As he wept, he felt the sorrow of the whole world in his heart, all the loss and agony and fear and everything. And he sobbed louder, gasping, wailing, unstoppable. After some time he caught his breath for a moment, and breathed a deep sigh.
But then he felt another jolt: all the deepest joys of life: his own, his family's, every joy from a new shirt that someone got to wear for the first time to a baby's first steps, to a father seeing his daughter get married, everything.
And he wept anew, overwhelmed by everything he felt, louder and harder than before. He was so overcome by his feeling and his tears that he blinked hard, looked at the Besht and said, "Rabbi, I don't know how to play this thing. I don't remember anything I've studied. I can't do it, I'm sorry."
And the Besht urged him, "Put the ram's horn to your lips and sound it."
After some hesitation the man did as he was told, and the sound that came out, while tears streamed down his cheeks, filled the whole town, filled the valley and the hills that lay beyond the town.
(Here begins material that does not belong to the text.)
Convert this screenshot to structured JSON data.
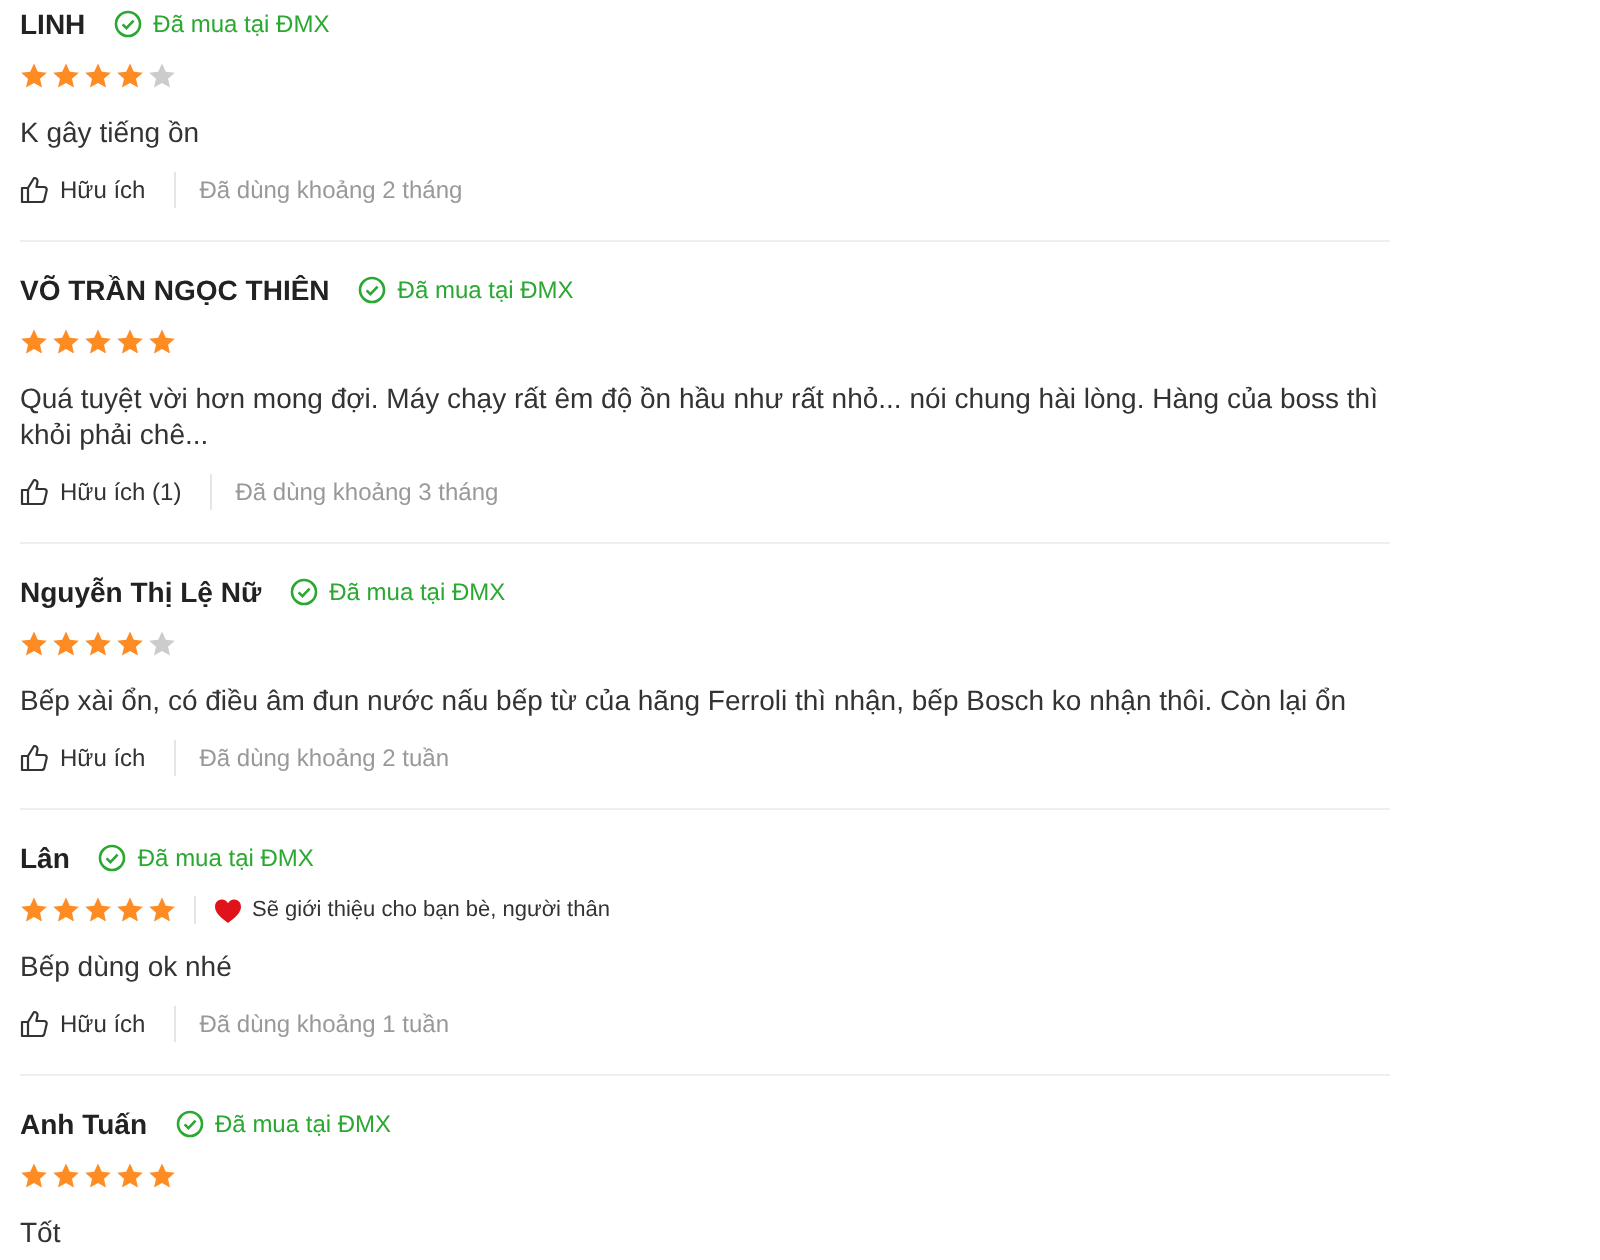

The sound was so big and so profound and beautiful that it was enough to make old people forget their physical aches and make the rams in the hills dance.
And the Ba'al Shem Tov said to the young man, "You will be my shofar player."
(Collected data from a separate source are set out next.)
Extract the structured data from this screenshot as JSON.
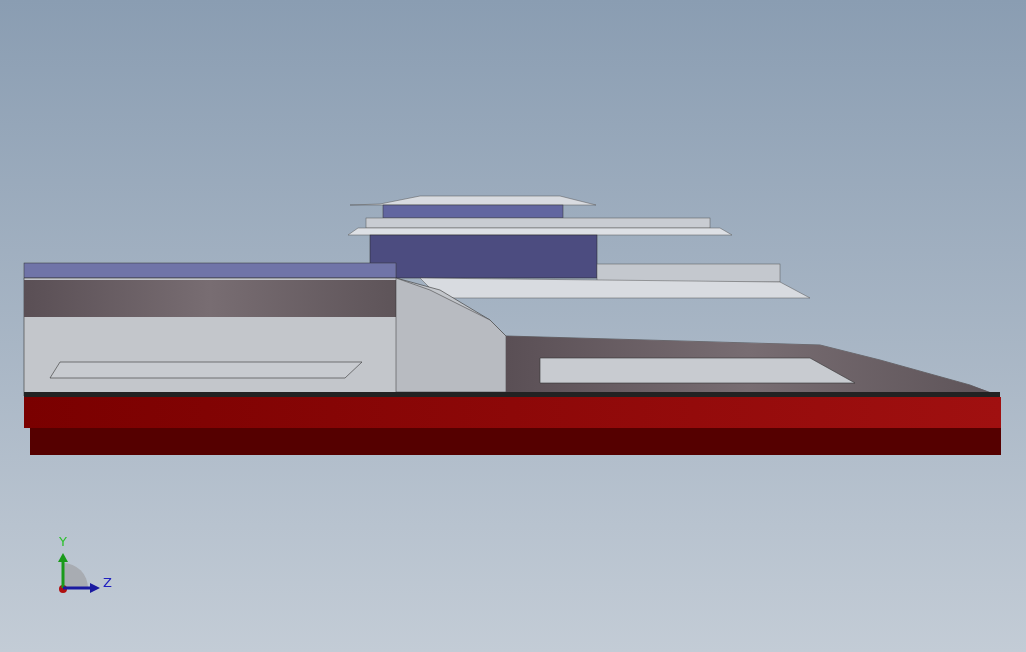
{
  "viewport": {
    "triad": [
      {
        "kind": "y",
        "label": "Y"
      },
      {
        "kind": "z",
        "label": "Z"
      }
    ]
  }
}
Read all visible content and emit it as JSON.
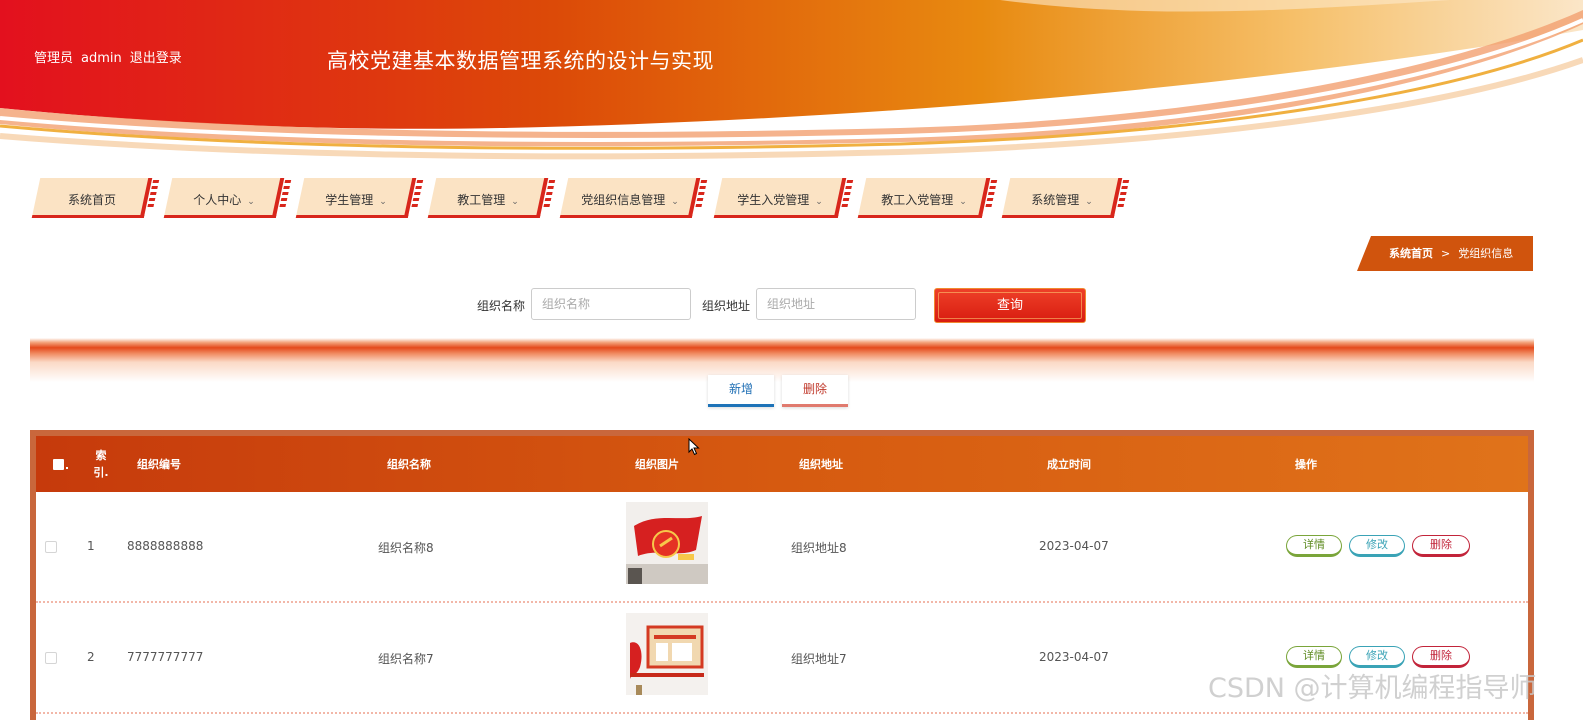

I have been thinking of this story since Emily shared it with us yesterday. And I've also been thinking about the precarious balance between ego and humility, something every musician must wrestle with.
I spent a lot of time trying to hide from my gift. I was afraid of it. I didn't want it. I didn't know why at first, but as I grew up and begn to tentatively take my first steps towards Getting Serious about making music, I came to understand that what I really didn't want was the responsibility for the gift. I didn't want to have to teeter between ego (which every musician needs some of in order to push themselves farther along and boost their own spirits when things get hard) and humility (which is easy to get carried away with -- or to lose sight of -- if one doesn't pay attention to their heart along the way).
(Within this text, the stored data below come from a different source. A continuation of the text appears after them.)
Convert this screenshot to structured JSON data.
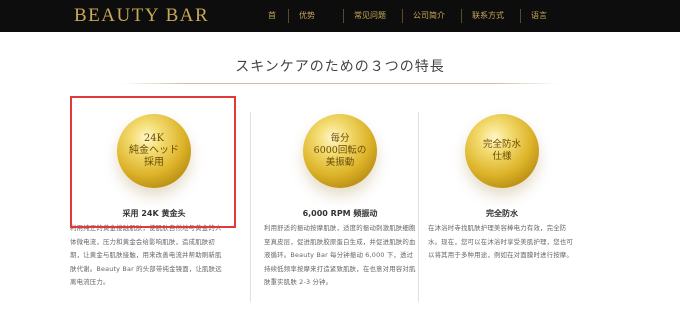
{
  "header": {
    "logo": "BEAUTY BAR",
    "nav": [
      "首",
      "优势",
      "常见问题",
      "公司简介",
      "联系方式",
      "语言"
    ]
  },
  "headline": "スキンケアのための３つの特長",
  "features": [
    {
      "medal": "24K\n純金ヘッド\n採用",
      "caption": "采用 24K 黄金头",
      "description": "利用纯正的黄金接触肌肤，使肌肤自然地与黄金的人体微电流，压力和黄金会给影响肌肤，造成肌肤初期，让黄金与肌肤接触，用来改善电流并帮助刷新肌肤代谢。Beauty Bar 的头部带纯金镜面，让肌肤远离电流压力。"
    },
    {
      "medal": "毎分\n6000回転の\n美振動",
      "caption": "6,000 RPM 频振动",
      "description": "利用舒适的振动按摩肌肤，适度的振动刺激肌肤细胞至真皮层，促进肌肤胶原蛋白生成，并促进肌肤的血液循环。Beauty Bar 每分钟振动 6,000 下，透过持续低频率按摩来打造紧致肌肤，在也意对用容对肌肤重实肌肤 2-3 分钟。"
    },
    {
      "medal": "完全防水\n仕様",
      "caption": "完全防水",
      "description": "在沐浴时寺找肌肤护理美容棒电力有效，完全防水。现在，您可以在沐浴时享受美肌护理，您也可以将其用于多种用途，例如在对面膜时进行按摩。"
    }
  ]
}
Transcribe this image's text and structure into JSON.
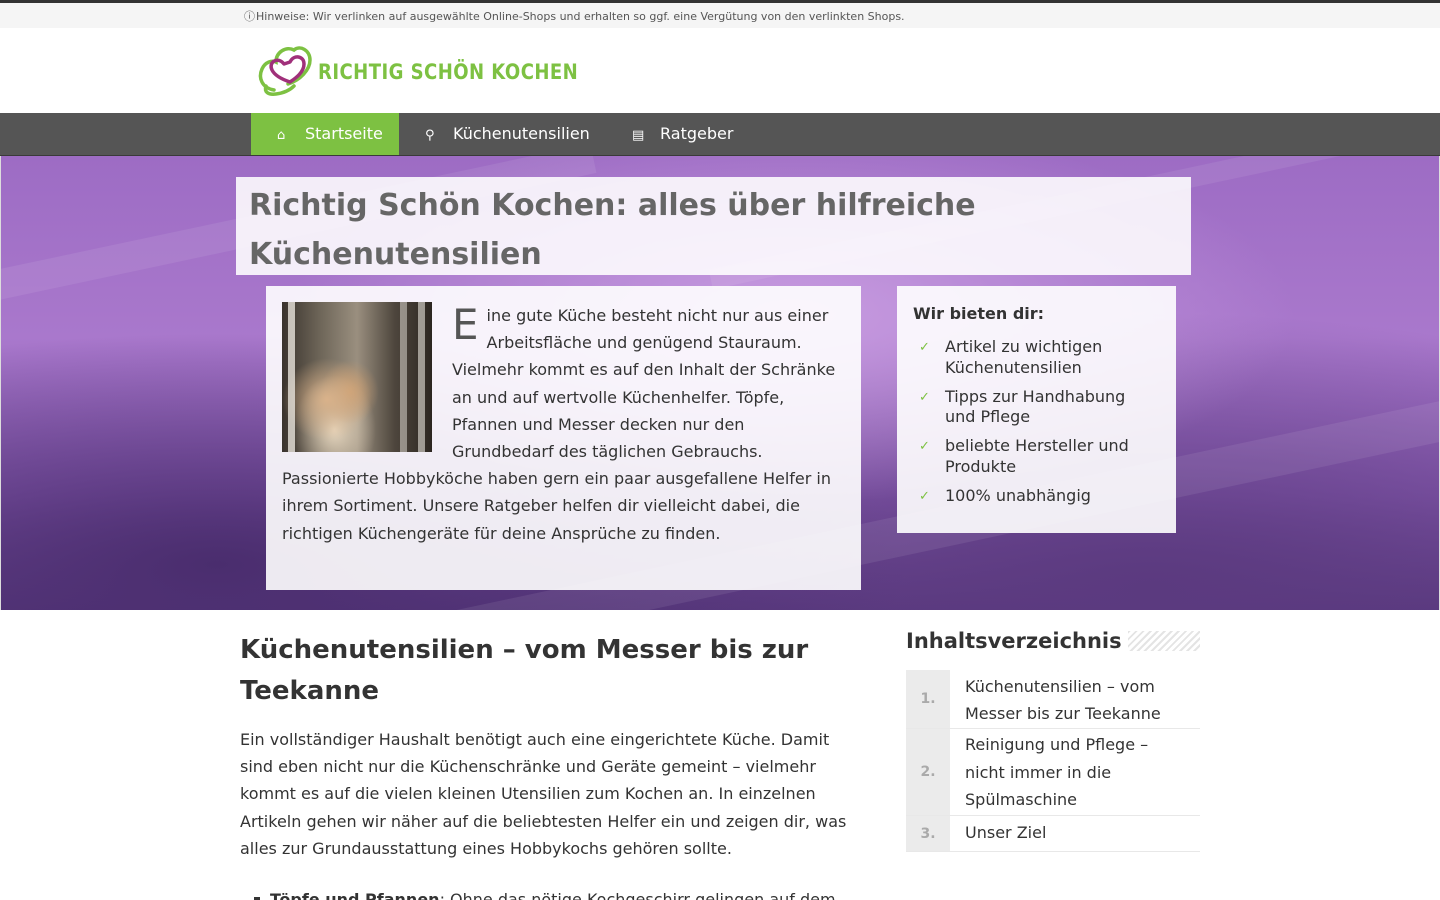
{
  "topbar": {
    "note_icon": "info-icon",
    "note": "Hinweise: Wir verlinken auf ausgewählte Online-Shops und erhalten so ggf. eine Vergütung von den verlinkten Shops."
  },
  "header": {
    "logo_text": "RICHTIG SCHÖN KOCHEN",
    "logo_icon": "heart-chef-hat-icon"
  },
  "nav": {
    "items": [
      {
        "label": "Startseite",
        "icon": "home-icon",
        "active": true
      },
      {
        "label": "Küchenutensilien",
        "icon": "utensils-icon",
        "active": false
      },
      {
        "label": "Ratgeber",
        "icon": "book-icon",
        "active": false
      }
    ]
  },
  "hero": {
    "title": "Richtig Schön Kochen: alles über hilfreiche Küchenutensilien",
    "intro_dropcap": "E",
    "intro_text": "ine gute Küche besteht nicht nur aus einer Arbeitsfläche und genügend Stauraum. Vielmehr kommt es auf den Inhalt der Schränke an und auf wertvolle Küchenhelfer. Töpfe, Pfannen und Messer decken nur den Grundbedarf des täglichen Gebrauchs. Passionierte Hobbyköche haben gern ein paar ausgefallene Helfer in ihrem Sortiment. Unsere Ratgeber helfen dir vielleicht dabei, die richtigen Küchengeräte für deine Ansprüche zu finden.",
    "offer_title": "Wir bieten dir:",
    "offer_items": [
      "Artikel zu wichtigen Küchenutensilien",
      "Tipps zur Handhabung und Pflege",
      "beliebte Hersteller und Produkte",
      "100% unabhängig"
    ],
    "offer_icon": "check-icon"
  },
  "main": {
    "heading": "Küchenutensilien – vom Messer bis zur Teekanne",
    "paragraph": "Ein vollständiger Haushalt benötigt auch eine eingerichtete Küche. Damit sind eben nicht nur die Küchenschränke und Geräte gemeint – vielmehr kommt es auf die vielen kleinen Utensilien zum Kochen an. In einzelnen Artikeln gehen wir näher auf die beliebtesten Helfer ein und zeigen dir, was alles zur Grundausstattung eines Hobbykochs gehören sollte.",
    "list": [
      {
        "bold": "Töpfe und Pfannen",
        "text": ": Ohne das nötige Kochgeschirr gelingen auf dem"
      }
    ]
  },
  "sidebar": {
    "title": "Inhaltsverzeichnis",
    "toc": [
      {
        "num": "1.",
        "label": "Küchenutensilien – vom Messer bis zur Teekanne"
      },
      {
        "num": "2.",
        "label": "Reinigung und Pflege – nicht immer in die Spülmaschine"
      },
      {
        "num": "3.",
        "label": "Unser Ziel"
      }
    ]
  },
  "colors": {
    "accent": "#7dc142",
    "logo_heart": "#a0307a",
    "nav_bg": "#555555"
  }
}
But what I think God, or the Universe, or just plain Life (you pick) has said to me over the last couple of years, and the message which became crystal clear yesterday, was this: You're a musician. You can't really be anything else. This is the gift you were given. You can piss on it, or you can put it to greater use. Get to work.
So I guess that's my task in the coming year: to keep at it, to learn more things, to find people to learn with and from and to grow this thing I do so I can be of more use with it. And as daunting as that feels today, right now, it is what it is.
I am grateful beyond measure for the wisdom I heard yesterday, and for the gift of music, which is not mine because it didn't come from me. It came through me, it's on loan, and all I can do is to add to it with what I learn and create. May I be up to the task ahead, whatever it looks like.